Joy Agwunobi
The National Information Technology Development Agency (NITDA) has raised a fresh cybersecurity alert, cautioning Nigerians about newly identified weaknesses in advanced ChatGPT models that could expose users to data-leakage and manipulation attacks.
The advisory was issued through the agency’s Computer Emergency Readiness and Response Team (CERRT.NG), amid the rising adoption of AI tools across the country for personal, academic, corporate, and government-related tasks.
The warning comes as the use of AI-powered platforms continues to surge nationwide, with millions relying on conversational models for content generation, research support, coding, and workflow automation. According to NITDA, new findings from cybersecurity researchers reveal seven critical vulnerabilities affecting OpenAI’s GPT-4o and GPT-5 model family, exposing users to a sophisticated form of exploitation known as indirect prompt injection.
How the attacks work
The agency explained that attackers can hide malicious instructions inside everyday digital content including website text, comments, and even URLs. When ChatGPT analyses such material during its browsing, search, or summarisation functions, it may unintentionally execute the hidden commands.
“By embedding hidden instructions in webpages, comments, or crafted URLs, attackers can cause ChatGPT to execute unintended commands simply through normal browsing, summarisation, or search actions,” the advisory noted.
Some of the identified weaknesses allow bad actors to bypass model safety filters by concealing harmful instructions behind trusted domains. Others exploit markdown rendering gaps, allowing malicious text to blend seamlessly into regular content.
In more severe scenarios, the researchers found that attackers could manipulate the model’s “memory,” leading ChatGPT to store harmful prompts that then influence future conversations, a phenomenon known as memory poisoning.
While OpenAI has issued partial fixes, NITDA warns that large language models still lack the ability to fully differentiate legitimate user intent from hidden or deceptive instructions.
Potential risks for Nigerian users
The agency outlined several risks that could arise from exploiting these vulnerabilities, including: the model performing unauthorised actions, exposure of private or sensitive user information, altered, misleading, or manipulated responses,and long-term behavioural distortion caused by poisoned model memory
CERRT.NG cautioned that users may unknowingly trigger these attacks without clicking any links, as the issue can arise simply when ChatGPT processes online content containing concealed instructions.
Recommended safety measures
In response, NITDA is urging individuals, private organisations, and public institutions to strengthen their safeguards when interacting with AI platforms.

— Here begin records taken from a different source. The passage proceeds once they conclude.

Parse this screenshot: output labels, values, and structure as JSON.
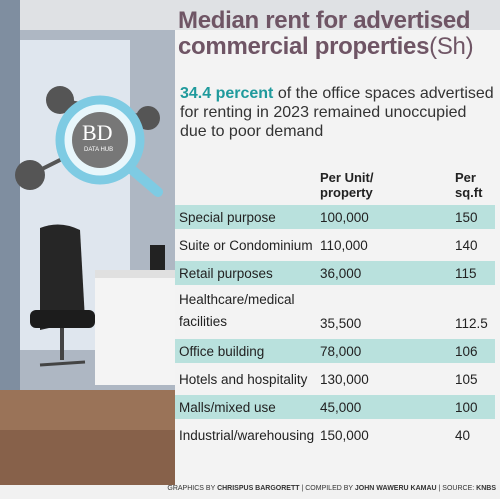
{
  "header": {
    "title": "Median rent for advertised commercial properties",
    "title_unit": "(Sh)",
    "highlight": "34.4 percent",
    "subtitle": "of the office spaces advertised for renting in 2023 remained unoccupied due to poor demand"
  },
  "logo": {
    "mark": "BD",
    "label": "DATA HUB"
  },
  "table": {
    "columns": [
      "Per Unit/\nproperty",
      "Per\nsq.ft"
    ],
    "rows": [
      [
        "Special purpose",
        "100,000",
        "150"
      ],
      [
        "Suite or Condominium",
        "110,000",
        "140"
      ],
      [
        "Retail purposes",
        "36,000",
        "115"
      ],
      [
        "Healthcare/medical\nfacilities",
        "35,500",
        "112.5"
      ],
      [
        "Office building",
        "78,000",
        "106"
      ],
      [
        "Hotels and hospitality",
        "130,000",
        "105"
      ],
      [
        "Malls/mixed use",
        "45,000",
        "100"
      ],
      [
        "Industrial/warehousing",
        "150,000",
        "40"
      ]
    ]
  },
  "footer": {
    "graphics_label": "GRAPHICS BY",
    "graphics_name": "CHRISPUS BARGORETT",
    "compiled_label": "COMPILED BY",
    "compiled_name": "JOHN WAWERU KAMAU",
    "source_label": "SOURCE:",
    "source_name": "KNBS"
  }
}
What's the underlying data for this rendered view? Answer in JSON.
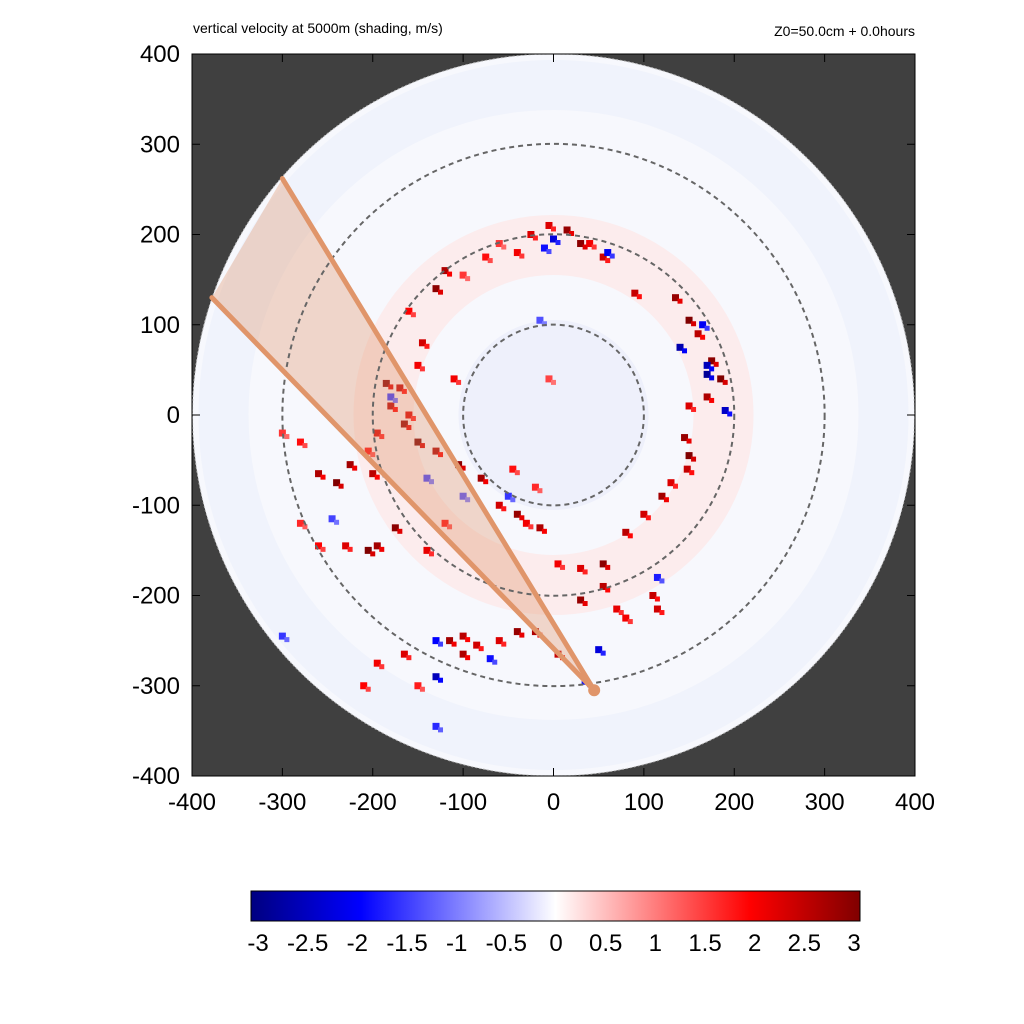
{
  "chart_data": {
    "type": "heatmap",
    "title": "vertical velocity at 5000m (shading, m/s)",
    "subtitle": "Z0=50.0cm  + 0.0hours",
    "xlabel": "",
    "ylabel": "",
    "xlim": [
      -400,
      400
    ],
    "ylim": [
      -400,
      400
    ],
    "x_ticks": [
      -400,
      -300,
      -200,
      -100,
      0,
      100,
      200,
      300,
      400
    ],
    "y_ticks": [
      -400,
      -300,
      -200,
      -100,
      0,
      100,
      200,
      300,
      400
    ],
    "x_tick_labels": [
      "-400",
      "-300",
      "-200",
      "-100",
      "0",
      "100",
      "200",
      "300",
      "400"
    ],
    "y_tick_labels": [
      "400",
      "300",
      "200",
      "100",
      "0",
      "-100",
      "-200",
      "-300",
      "-400"
    ],
    "domain_radius": 400,
    "range_rings": [
      100,
      200,
      300
    ],
    "outside_domain_color": "#404040",
    "colorbar": {
      "min": -3,
      "max": 3,
      "ticks": [
        -3,
        -2.5,
        -2,
        -1.5,
        -1,
        -0.5,
        0,
        0.5,
        1,
        1.5,
        2,
        2.5,
        3
      ],
      "tick_labels": [
        "-3",
        "-2.5",
        "-2",
        "-1.5",
        "-1",
        "-0.5",
        "0",
        "0.5",
        "1",
        "1.5",
        "2",
        "2.5",
        "3"
      ],
      "colors": [
        "#000080",
        "#0000ff",
        "#ffffff",
        "#ff0000",
        "#800000"
      ]
    },
    "sector": {
      "apex": [
        45,
        -305
      ],
      "edge_points": [
        [
          -300,
          262
        ],
        [
          -378,
          130
        ]
      ],
      "color": "#e0956a"
    },
    "updraft_cells": [
      [
        15,
        205,
        2.8
      ],
      [
        -5,
        210,
        2.2
      ],
      [
        30,
        190,
        2.9
      ],
      [
        55,
        175,
        2.3
      ],
      [
        -40,
        180,
        2.0
      ],
      [
        -75,
        175,
        1.8
      ],
      [
        -120,
        160,
        2.6
      ],
      [
        -130,
        140,
        2.9
      ],
      [
        -100,
        155,
        1.5
      ],
      [
        90,
        135,
        2.4
      ],
      [
        135,
        130,
        2.8
      ],
      [
        150,
        105,
        3.0
      ],
      [
        160,
        90,
        2.5
      ],
      [
        175,
        60,
        2.9
      ],
      [
        185,
        40,
        3.0
      ],
      [
        170,
        20,
        2.6
      ],
      [
        150,
        10,
        2.2
      ],
      [
        145,
        -25,
        2.8
      ],
      [
        150,
        -45,
        3.0
      ],
      [
        148,
        -60,
        2.4
      ],
      [
        130,
        -75,
        2.2
      ],
      [
        120,
        -90,
        2.7
      ],
      [
        100,
        -110,
        2.3
      ],
      [
        80,
        -130,
        2.5
      ],
      [
        55,
        -165,
        2.9
      ],
      [
        30,
        -170,
        2.2
      ],
      [
        5,
        -165,
        2.0
      ],
      [
        -15,
        -125,
        2.6
      ],
      [
        -40,
        -110,
        2.8
      ],
      [
        -60,
        -100,
        2.3
      ],
      [
        -80,
        -70,
        2.7
      ],
      [
        -105,
        -55,
        2.9
      ],
      [
        -130,
        -40,
        2.6
      ],
      [
        -150,
        -30,
        3.0
      ],
      [
        -165,
        -10,
        2.8
      ],
      [
        -180,
        10,
        2.5
      ],
      [
        -185,
        35,
        2.9
      ],
      [
        -170,
        30,
        2.4
      ],
      [
        -150,
        55,
        2.0
      ],
      [
        -145,
        80,
        2.3
      ],
      [
        -160,
        115,
        1.9
      ],
      [
        -110,
        40,
        2.0
      ],
      [
        -200,
        -65,
        2.5
      ],
      [
        -225,
        -55,
        2.7
      ],
      [
        -240,
        -75,
        3.0
      ],
      [
        -260,
        -65,
        2.6
      ],
      [
        -175,
        -125,
        2.9
      ],
      [
        -195,
        -145,
        2.7
      ],
      [
        -205,
        -150,
        3.0
      ],
      [
        -230,
        -145,
        2.2
      ],
      [
        -140,
        -150,
        2.1
      ],
      [
        -115,
        -250,
        2.7
      ],
      [
        -100,
        -245,
        2.5
      ],
      [
        -85,
        -255,
        2.3
      ],
      [
        -60,
        -250,
        2.2
      ],
      [
        -40,
        -240,
        2.8
      ],
      [
        -20,
        -240,
        2.6
      ],
      [
        5,
        -265,
        2.4
      ],
      [
        30,
        -205,
        2.8
      ],
      [
        55,
        -190,
        2.5
      ],
      [
        70,
        -215,
        2.1
      ],
      [
        80,
        -225,
        2.0
      ],
      [
        110,
        -200,
        2.4
      ],
      [
        -165,
        -265,
        2.2
      ],
      [
        -195,
        -275,
        2.0
      ],
      [
        -150,
        -300,
        1.7
      ],
      [
        -210,
        -300,
        1.9
      ],
      [
        -100,
        -265,
        2.6
      ],
      [
        -30,
        -120,
        2.0
      ],
      [
        -20,
        -80,
        1.6
      ],
      [
        -45,
        -60,
        1.8
      ],
      [
        -5,
        40,
        1.4
      ],
      [
        40,
        190,
        2.0
      ],
      [
        -25,
        200,
        2.2
      ],
      [
        -60,
        190,
        1.5
      ],
      [
        -160,
        0,
        2.2
      ],
      [
        -195,
        -20,
        2.2
      ],
      [
        -205,
        -40,
        1.8
      ],
      [
        115,
        -215,
        2.3
      ],
      [
        -260,
        -145,
        1.9
      ],
      [
        -280,
        -120,
        1.6
      ],
      [
        -120,
        -120,
        1.8
      ],
      [
        -280,
        -30,
        1.8
      ],
      [
        -300,
        -20,
        1.5
      ]
    ],
    "downdraft_cells": [
      [
        0,
        195,
        -2.2
      ],
      [
        -10,
        185,
        -1.8
      ],
      [
        60,
        180,
        -2.0
      ],
      [
        140,
        75,
        -2.6
      ],
      [
        170,
        45,
        -2.8
      ],
      [
        170,
        55,
        -2.5
      ],
      [
        190,
        5,
        -2.4
      ],
      [
        165,
        100,
        -2.0
      ],
      [
        -180,
        20,
        -1.5
      ],
      [
        -70,
        -270,
        -1.8
      ],
      [
        -130,
        -250,
        -1.9
      ],
      [
        -130,
        -290,
        -2.5
      ],
      [
        -130,
        -345,
        -1.6
      ],
      [
        35,
        -295,
        -1.8
      ],
      [
        50,
        -260,
        -2.2
      ],
      [
        -50,
        -90,
        -1.5
      ],
      [
        -140,
        -70,
        -1.4
      ],
      [
        115,
        -180,
        -1.7
      ],
      [
        -300,
        -245,
        -1.5
      ],
      [
        -245,
        -115,
        -1.4
      ],
      [
        -100,
        -90,
        -1.3
      ],
      [
        -15,
        105,
        -1.3
      ]
    ]
  }
}
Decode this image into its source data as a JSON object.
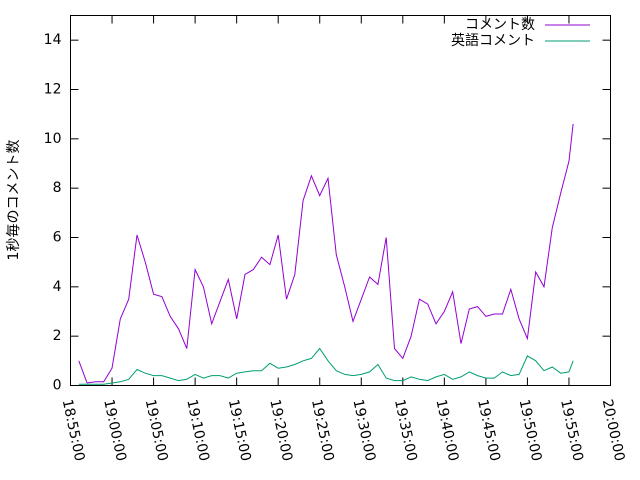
{
  "chart_data": {
    "type": "line",
    "ylabel": "1秒毎のコメント数",
    "x": [
      "18:56:00",
      "18:57:00",
      "18:58:00",
      "18:59:00",
      "19:00:00",
      "19:01:00",
      "19:02:00",
      "19:03:00",
      "19:04:00",
      "19:05:00",
      "19:06:00",
      "19:07:00",
      "19:08:00",
      "19:09:00",
      "19:10:00",
      "19:11:00",
      "19:12:00",
      "19:13:00",
      "19:14:00",
      "19:15:00",
      "19:16:00",
      "19:17:00",
      "19:18:00",
      "19:19:00",
      "19:20:00",
      "19:21:00",
      "19:22:00",
      "19:23:00",
      "19:24:00",
      "19:25:00",
      "19:26:00",
      "19:27:00",
      "19:28:00",
      "19:29:00",
      "19:30:00",
      "19:31:00",
      "19:32:00",
      "19:33:00",
      "19:34:00",
      "19:35:00",
      "19:36:00",
      "19:37:00",
      "19:38:00",
      "19:39:00",
      "19:40:00",
      "19:41:00",
      "19:42:00",
      "19:43:00",
      "19:44:00",
      "19:45:00",
      "19:46:00",
      "19:47:00",
      "19:48:00",
      "19:49:00",
      "19:50:00",
      "19:51:00",
      "19:52:00",
      "19:53:00",
      "19:54:00",
      "19:55:00",
      "19:55:30"
    ],
    "series": [
      {
        "name": "コメント数",
        "color": "#9400d3",
        "values": [
          1.0,
          0.1,
          0.15,
          0.15,
          0.7,
          2.7,
          3.5,
          6.1,
          5.0,
          3.7,
          3.6,
          2.8,
          2.3,
          1.5,
          4.7,
          4.0,
          2.5,
          3.4,
          4.3,
          2.7,
          4.5,
          4.7,
          5.2,
          4.9,
          6.1,
          3.5,
          4.5,
          7.5,
          8.5,
          7.7,
          8.4,
          5.3,
          4.0,
          2.6,
          3.5,
          4.4,
          4.1,
          6.0,
          1.5,
          1.1,
          2.0,
          3.5,
          3.3,
          2.5,
          3.0,
          3.8,
          1.7,
          3.1,
          3.2,
          2.8,
          2.9,
          2.9,
          3.9,
          2.7,
          1.9,
          4.6,
          4.0,
          6.4,
          7.8,
          9.1,
          10.6
        ]
      },
      {
        "name": "英語コメント",
        "color": "#009e73",
        "values": [
          0.05,
          0.05,
          0.05,
          0.05,
          0.1,
          0.15,
          0.25,
          0.65,
          0.5,
          0.4,
          0.4,
          0.3,
          0.2,
          0.25,
          0.45,
          0.3,
          0.4,
          0.4,
          0.3,
          0.5,
          0.55,
          0.6,
          0.6,
          0.9,
          0.7,
          0.75,
          0.85,
          1.0,
          1.1,
          1.5,
          1.0,
          0.6,
          0.45,
          0.4,
          0.45,
          0.55,
          0.85,
          0.3,
          0.2,
          0.2,
          0.35,
          0.25,
          0.2,
          0.35,
          0.45,
          0.25,
          0.35,
          0.55,
          0.4,
          0.3,
          0.3,
          0.55,
          0.4,
          0.45,
          1.2,
          1.0,
          0.6,
          0.75,
          0.5,
          0.55,
          1.0
        ]
      }
    ],
    "xlim": [
      "18:55:00",
      "20:00:00"
    ],
    "xticks": [
      "18:55:00",
      "19:00:00",
      "19:05:00",
      "19:10:00",
      "19:15:00",
      "19:20:00",
      "19:25:00",
      "19:30:00",
      "19:35:00",
      "19:40:00",
      "19:45:00",
      "19:50:00",
      "19:55:00",
      "20:00:00"
    ],
    "ylim": [
      0,
      15
    ],
    "yticks": [
      0,
      2,
      4,
      6,
      8,
      10,
      12,
      14
    ],
    "legend": "upper right"
  }
}
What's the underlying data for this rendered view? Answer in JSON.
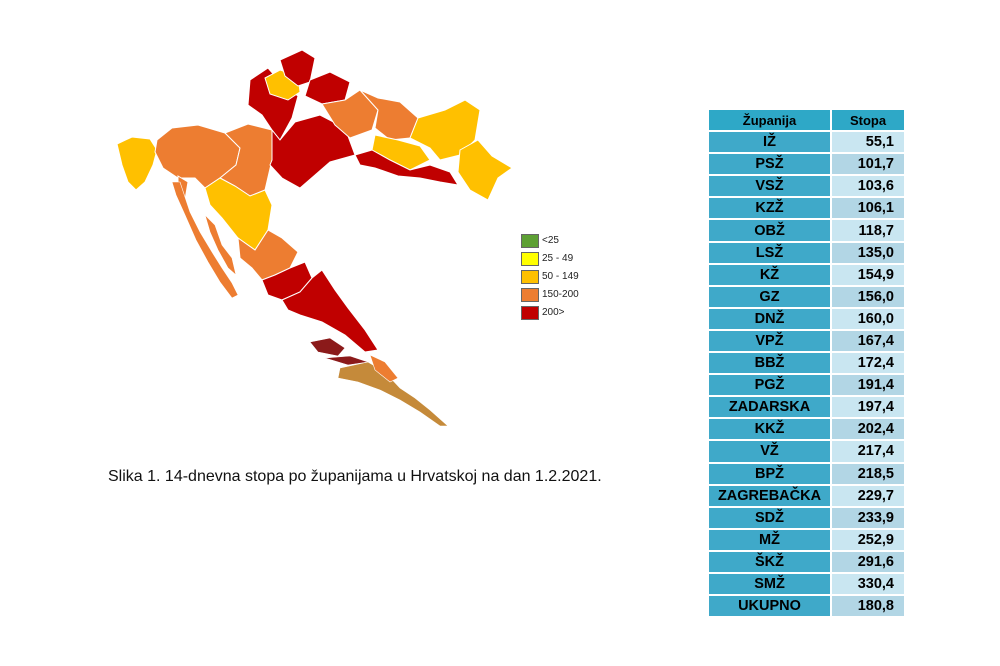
{
  "map": {
    "legend": [
      {
        "label": "<25",
        "color": "#5da034"
      },
      {
        "label": "25 - 49",
        "color": "#ffff00"
      },
      {
        "label": "50 - 149",
        "color": "#ffc000"
      },
      {
        "label": "150-200",
        "color": "#ed7d31"
      },
      {
        "label": "200>",
        "color": "#c00000"
      }
    ]
  },
  "caption": "Slika 1. 14-dnevna stopa po županijama u Hrvatskoj na dan 1.2.2021.",
  "table": {
    "headers": {
      "county": "Županija",
      "rate": "Stopa"
    },
    "rows": [
      {
        "county": "IŽ",
        "rate": "55,1"
      },
      {
        "county": "PSŽ",
        "rate": "101,7"
      },
      {
        "county": "VSŽ",
        "rate": "103,6"
      },
      {
        "county": "KZŽ",
        "rate": "106,1"
      },
      {
        "county": "OBŽ",
        "rate": "118,7"
      },
      {
        "county": "LSŽ",
        "rate": "135,0"
      },
      {
        "county": "KŽ",
        "rate": "154,9"
      },
      {
        "county": "GZ",
        "rate": "156,0"
      },
      {
        "county": "DNŽ",
        "rate": "160,0"
      },
      {
        "county": "VPŽ",
        "rate": "167,4"
      },
      {
        "county": "BBŽ",
        "rate": "172,4"
      },
      {
        "county": "PGŽ",
        "rate": "191,4"
      },
      {
        "county": "ZADARSKA",
        "rate": "197,4"
      },
      {
        "county": "KKŽ",
        "rate": "202,4"
      },
      {
        "county": "VŽ",
        "rate": "217,4"
      },
      {
        "county": "BPŽ",
        "rate": "218,5"
      },
      {
        "county": "ZAGREBAČKA",
        "rate": "229,7"
      },
      {
        "county": "SDŽ",
        "rate": "233,9"
      },
      {
        "county": "MŽ",
        "rate": "252,9"
      },
      {
        "county": "ŠKŽ",
        "rate": "291,6"
      },
      {
        "county": "SMŽ",
        "rate": "330,4"
      },
      {
        "county": "UKUPNO",
        "rate": "180,8"
      }
    ]
  }
}
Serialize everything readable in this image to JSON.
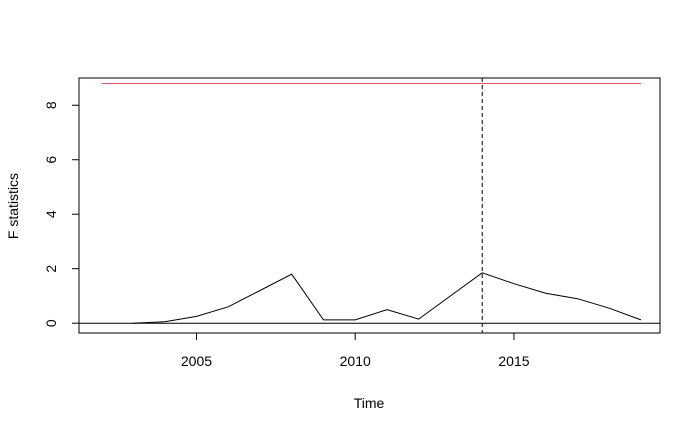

Key recommendations include:Restricting or disabling browsing and auto-summarisation of unverified websites within enterprise systems, allowing browsing and memory functions only when required, as well as ensuring deployed GPT-4o and GPT-5 systems are updated regularly to incorporate available security patches
This latest notice follows an earlier advisory issued in August, when the agency alerted the public to a critical security flaw in embedded SIM (eSIM) technology used across billions of devices globally. The vulnerability, traced to the GSMA TS 48 Generic Test Profile (version 6.0 and earlier), affected the eUICC chips that power smartphones, tablets, wearable devices and IoT systems. NITDA warned that attackers could exploit the flaw to install rogue applets, extract cryptographic keys, or clone eSIM profiles , risks that could enable persistent device control, intercepted communication, or covert backdoor access.
With the accelerating integration of digital systems and AI tools into daily life, NITDA said it will continue to monitor emerging threats and issue guidance aimed at protecting Nigerian users and institutions from evolving cyber risks.